Anon-again: Forgot to suggest you see ref. given to John for Palley-book below. Death to middle class and how being accomplished spelled out in detail there by world-famed economist, who knows a deficit when it bites his friends and family.

Henry Ruark October 22, 2006 9:35 pm (Pacific time)

Anon: Used term debits since many economists classify deficits in that category. Re time am already winner at 88, so can gamble a bit with what may help others. Re real study on allathis, send ID and emailer to Tim and I'll give you whole list of references and be glad to receive yours. Your comment suggests "supply side" but as if understood in wrong usage.

Anonymous October 22, 2006 6:19 pm (Pacific time)

I've been outed as a debt heretic. I see that questioning common knowledge regarding debt is frowned upon by you. Maybe you should answer the questions posed here (Deficits and the national debt: The two toughest questions of all) I am a little concerned that since you consider my post such a waste of "space, time, attention and print" that you would waste your precious time and attention responding to it. You do know that you'll never get that time back.

Henry Ruark October 22, 2006 2:17 am (Pacific time)

Last-Anon: Since you neither qualify yourself or document this statement, it is selfdefeating. ID-with-your background to comment or supply reference for it. Otherwise meaningless, wasted space, time, attention and print. Taken at face value it is open support for falsity that "debits mean nothing", which sickens anyone with understandings and misleads much governance-now --which is why Clinton-era national figure now negated with many billions owed at destructive interest costs.

Anonymous October 21, 2006 8:54 pm (Pacific time)

The per person share of debt number assumes that the total amount of debt will have to be reduced to zero at some point in the future. You don't need to be an economist to question that assumption.

Henry Ruark October 21, 2006 1:01 pm (Pacific time)

Al: Thanks for reminder re Saxton intent to cut taxes wherever he can get away with it on income from capital gains and on inheritance and similar...while avoiding anything like demanded action to offset heavy shift from corporate payment of tax burden to the individual Oregonian. See OCPP for full documentation.

Henry Ruark October 21, 2006 9:24 am (Pacific time)

John et al: Found reference for statement-made: "Plenty of Nothing"; Thomas Palley;Princeton U. Press; 1998;ISBN 0-691-04847-9. Subtitled: "The Downsizing of the American Dream and the Case for Structural Keynesiasm:. Palley is AFL-CIO Public Policy guru. He'll set you straight on this issue if ypu seek factual background.

Albert Marnell October 21, 2006 7:33 am (Pacific time)

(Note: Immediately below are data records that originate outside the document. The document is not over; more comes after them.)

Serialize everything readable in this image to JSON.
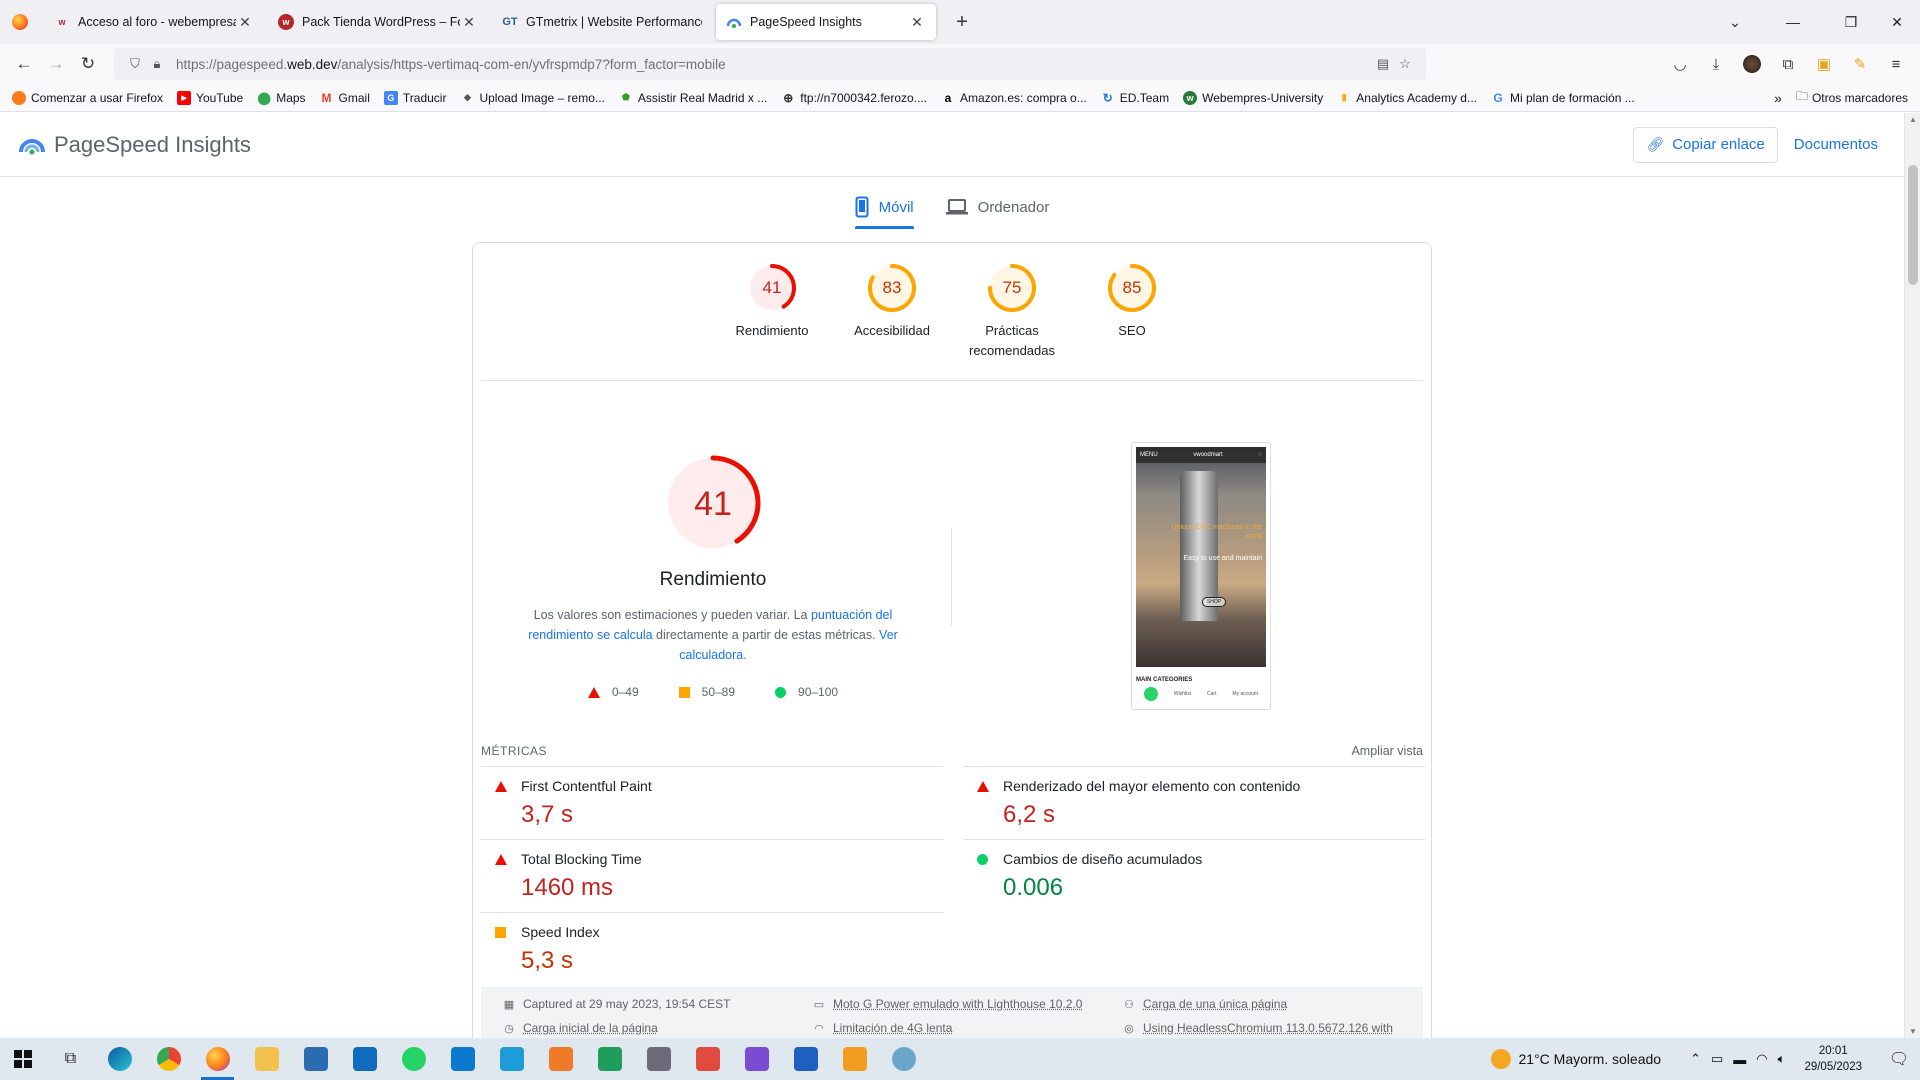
{
  "browser": {
    "tabs": [
      {
        "title": "Acceso al foro - webempresa.c",
        "favicon": "webempresa-icon",
        "active": false
      },
      {
        "title": "Pack Tienda WordPress – Foro",
        "favicon": "webempresa-icon",
        "active": false
      },
      {
        "title": "GTmetrix | Website Performance",
        "favicon": "gtmetrix-icon",
        "active": false
      },
      {
        "title": "PageSpeed Insights",
        "favicon": "pagespeed-icon",
        "active": true
      }
    ],
    "url_prefix": "https://pagespeed.",
    "url_domain": "web.dev",
    "url_rest": "/analysis/https-vertimaq-com-en/yvfrspmdp7?form_factor=mobile",
    "bookmarks": [
      "Comenzar a usar Firefox",
      "YouTube",
      "Maps",
      "Gmail",
      "Traducir",
      "Upload Image – remo...",
      "Assistir Real Madrid x ...",
      "ftp://n7000342.ferozo....",
      "Amazon.es: compra o...",
      "ED.Team",
      "Webempres-University",
      "Analytics Academy  d...",
      "Mi plan de formación ..."
    ],
    "other_bookmarks": "Otros marcadores"
  },
  "header": {
    "brand": "PageSpeed Insights",
    "copy_link": "Copiar enlace",
    "docs": "Documentos"
  },
  "device_tabs": {
    "mobile": "Móvil",
    "desktop": "Ordenador"
  },
  "gauges": [
    {
      "score": "41",
      "value": 41,
      "label_1": "Rendimiento",
      "label_2": "",
      "status": "fail"
    },
    {
      "score": "83",
      "value": 83,
      "label_1": "Accesibilidad",
      "label_2": "",
      "status": "average"
    },
    {
      "score": "75",
      "value": 75,
      "label_1": "Prácticas",
      "label_2": "recomendadas",
      "status": "average"
    },
    {
      "score": "85",
      "value": 85,
      "label_1": "SEO",
      "label_2": "",
      "status": "average"
    }
  ],
  "performance": {
    "score": "41",
    "value": 41,
    "title": "Rendimiento",
    "desc_1": "Los valores son estimaciones y pueden variar. La ",
    "desc_link_1": "puntuación del rendimiento se calcula",
    "desc_2": " directamente a partir de estas métricas. ",
    "desc_link_2": "Ver calculadora",
    "desc_3": ".",
    "legend": [
      "0–49",
      "50–89",
      "90–100"
    ]
  },
  "screenshot": {
    "menu": "MENU",
    "logo": "vwoodmart",
    "headline": "Unique CNC machines in the world",
    "subline": "Easy to use and maintain",
    "shop": "SHOP",
    "categories": "MAIN CATEGORIES",
    "footer": [
      "Wishlist",
      "Cart",
      "My account"
    ]
  },
  "metrics": {
    "heading": "MÉTRICAS",
    "expand": "Ampliar vista",
    "items": [
      {
        "name": "First Contentful Paint",
        "value": "3,7 s",
        "status": "fail"
      },
      {
        "name": "Renderizado del mayor elemento con contenido",
        "value": "6,2 s",
        "status": "fail"
      },
      {
        "name": "Total Blocking Time",
        "value": "1460 ms",
        "status": "fail"
      },
      {
        "name": "Cambios de diseño acumulados",
        "value": "0.006",
        "status": "pass"
      },
      {
        "name": "Speed Index",
        "value": "5,3 s",
        "status": "average"
      }
    ]
  },
  "runtime": {
    "captured": "Captured at 29 may 2023, 19:54 CEST",
    "device": "Moto G Power emulado with Lighthouse 10.2.0",
    "session": "Carga de una única página",
    "initial": "Carga inicial de la página",
    "throttle": "Limitación de 4G lenta",
    "browser": "Using HeadlessChromium 113.0.5672.126 with"
  },
  "taskbar": {
    "weather": "21°C  Mayorm. soleado",
    "time": "20:01",
    "date": "29/05/2023"
  },
  "colors": {
    "fail": "#eb0f00",
    "average": "#ffa400",
    "pass": "#0cce6b",
    "link": "#1a73e8"
  }
}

If I make a billion dollars a year, the federal government can take half. If I make 120,000 I deeply resent that they take about a third of my income leaving me with about 80,000. Then I have to pay state tax, property tax, sales tax, phone tax, etc. What in the hell is left for me and I am supposed to save for retirement?

Henry Ruark October 21, 2006 12:06 am (Pacific time)

John: You hold an economist's advanced-training degree ? We know not who ye be... Re "meaningless", perhaps to you, but surely not to those defrauded by deep departures from decently-designed tax principle, putting larger share of burden on those squeezing much more out of commonweal enterprise --which most economists agree comes from cooperative efforts such as building productivity by worker effort, as well as by capital provision by those getting it by whatever means.

John October 20, 2006 7:28 pm (Pacific time)

The per person share of debt is meaningless. According to the CBO, the bottom 20% of taxpayers pay 1% of federal taxes. The middle 20% of taxpayers pay 10% of federal taxes. The top 20% pay 66% of federal taxes. (Historical Shares of Federal Tax Liabilities for All Households) Debt is paid with tax revenue, so the share of the debt paid would equal the share of taxes paid, tax cuts or no tax cuts. In fact, the 2001 and 2003 tax cuts increased the share of the tax burden for those making over $100,000 while decreasing it for everyone else.(New IRS Data: Tax Code More Progressive in 2004 than in 2000)

Albert Marnell October 20, 2006 6:54 pm (Pacific time)

A large percentage of your Federal Tax goes to the Federal Reserve (privately owned) for interest on the National Debt. Bankers everywhere stealing left and right with the blessings of our government and military. Time for a revolution! The military will start to catch on and free us from the top thieves (I HOPE). Global Bankers Rule all. But it has gone too far. How about a Boston Tea Party?